Research has shown that calendula contains certain antioxidant compounds that directly impact your vision. Beta-carotene is essential for the health and functioning of your eyes, and it is a wonderful source of this compound.

Reduced Inflammation

Regardless of where inflammation is occurring, this flowering plant can significantly reduce the discomfort. If you are suffering from a cough or congestion, calendula tea can be a wonderful remedy. If your joints are hurting from arthritis or gout, add some calendula oil to a skin balm and enjoy a rapid reduction in pain. Finally, if your stomach is upset, it can help normalize your gastrointestinal system and eliminate any inflammation that may be causing discomfort.

Cancer Prevention

Calendula oil has certain anti-tumor properties that make it very valuable in new cancer research exploring natural solutions to this global epidemic. Cancer remains one of the great mysteries of our species in terms of collective health, and compounds like those found in calendula offer an interesting new angle on this critical issue.

This calendula tincture is easy to make and perfect in teas, baths and astringent solutions.

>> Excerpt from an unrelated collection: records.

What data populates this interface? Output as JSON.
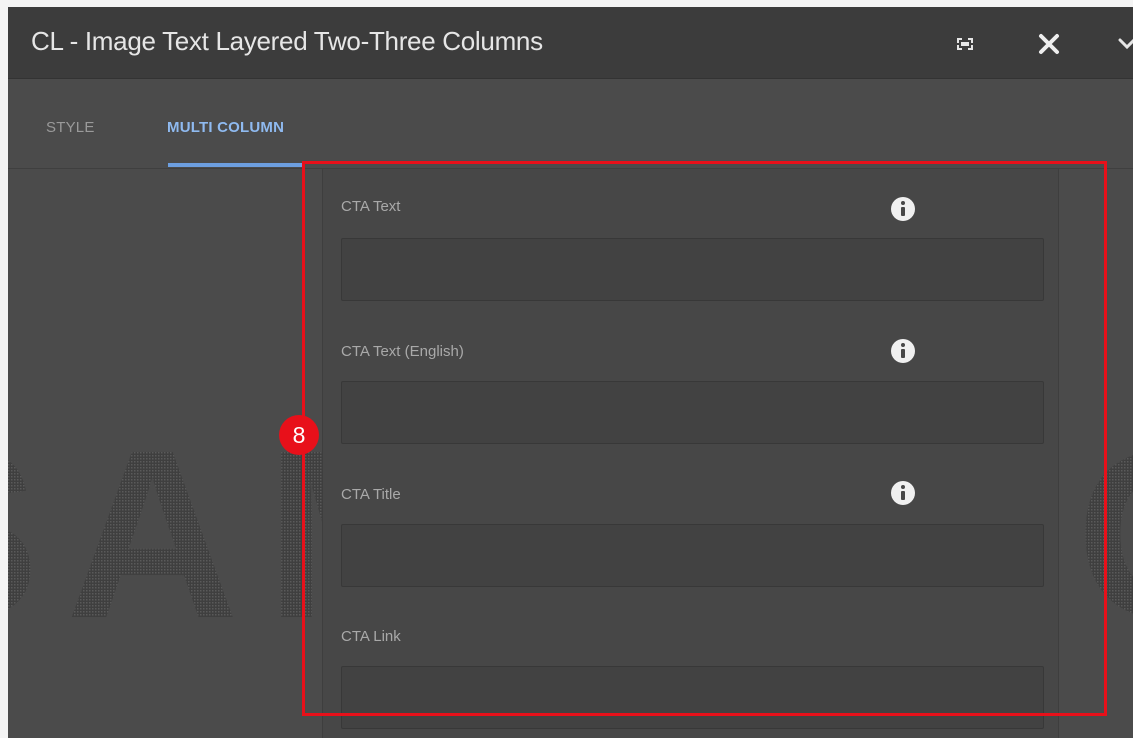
{
  "dialog": {
    "title": "CL - Image Text Layered Two-Three Columns",
    "controls": [
      {
        "name": "fullscreen",
        "icon": "fullscreen-icon"
      },
      {
        "name": "close",
        "icon": "close-icon"
      },
      {
        "name": "more",
        "icon": "chevron-down-icon"
      }
    ]
  },
  "tabs": [
    {
      "label": "STYLE",
      "active": false
    },
    {
      "label": "MULTI COLUMN",
      "active": true
    }
  ],
  "fields": [
    {
      "label": "CTA Text",
      "value": "",
      "info_icon": true
    },
    {
      "label": "CTA Text (English)",
      "value": "",
      "info_icon": true
    },
    {
      "label": "CTA Title",
      "value": "",
      "info_icon": true
    },
    {
      "label": "CTA Link",
      "value": "",
      "info_icon": false
    }
  ],
  "annotation": {
    "step_number": "8",
    "highlight_color": "#e8101a"
  },
  "watermark": {
    "text": "SAMSUNG"
  },
  "colors": {
    "title_bar": "#3c3c3c",
    "dialog_bg": "#4b4b4b",
    "active_tab": "#8fbaf0",
    "annotation_red": "#e8101a"
  }
}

 According to herbalist James Green, in The Herbal Medicine Maker’s Handbook (Crossing Press, 2000), the most efficient solvent for extracting fresh calendula flowers at home is grain alcohol (ethyl alcohol) at a concentration of 95 percent alcohol (190 proof). This is sold in some states under the label Everclear. Dried flowers may be tinctured using 60 to 80 percent alcohol. In this case, the 190-proof grain alcohol would be diluted with distilled water because even 100-proof vodka is only 50 percent alcohol. Recipes below are adapted from The Herbal Medicine Maker’s Handbook.

Dried Calendula Tincture

• 1/2 cup tightly packed whole, dried calendula flowers
• 1 ounce distilled water
• 4 ounces grain alcohol, 190 proof

Grind dried flowers in a spice or coffee grinder (one not yet used for coffee) or use a mortar and pestle. Grinding will reduce the flowers to a powder measuring ¼ cup. Place the powder in a pint jar with a tight-fitting lid. Add water to alcohol in a measuring cup and stir. Pour this mixture of alcohol and water over the herbs. Stir to completely dampen every particle of herb. Shake the tincture twice a day for 14 days. On the 15th day, let the jar sit undisturbed. On the next day, gently pour the tincture (decant) into another container, such as a jar or measuring cup. Press the finished calendula petals  by emptying the herb into a piece of cheese cloth or muslin, wrapping and pressing down to extract all of the essence from the tinctured herb; combine this final-pressed mixture with what has been poured off.  Store in a labeled bottle.

Approximate dose is 1 tablespoon, three to four times a day.

 

 

Fresh Calendula Tincture

Chop and crush enough calendula flowers to completely fill a 1-pint canning jar. Slowly pour in enough pure grain alcohol to completely cover the herb. Secure the lid tightly. Shake and turn the jar every day for 14 days. On the 15th day, let the jar sit undisturbed. Gently pour the tincture into another container. Press the finished calendula petals by using  cheese cloth or muslin, wrapping and pressing down to extract all of the essence from the petals; combine this final-pressed mixture with what has been poured off. Store in a labeled bottle.

Approximate dose is 1 tablespoon, three to four times a day.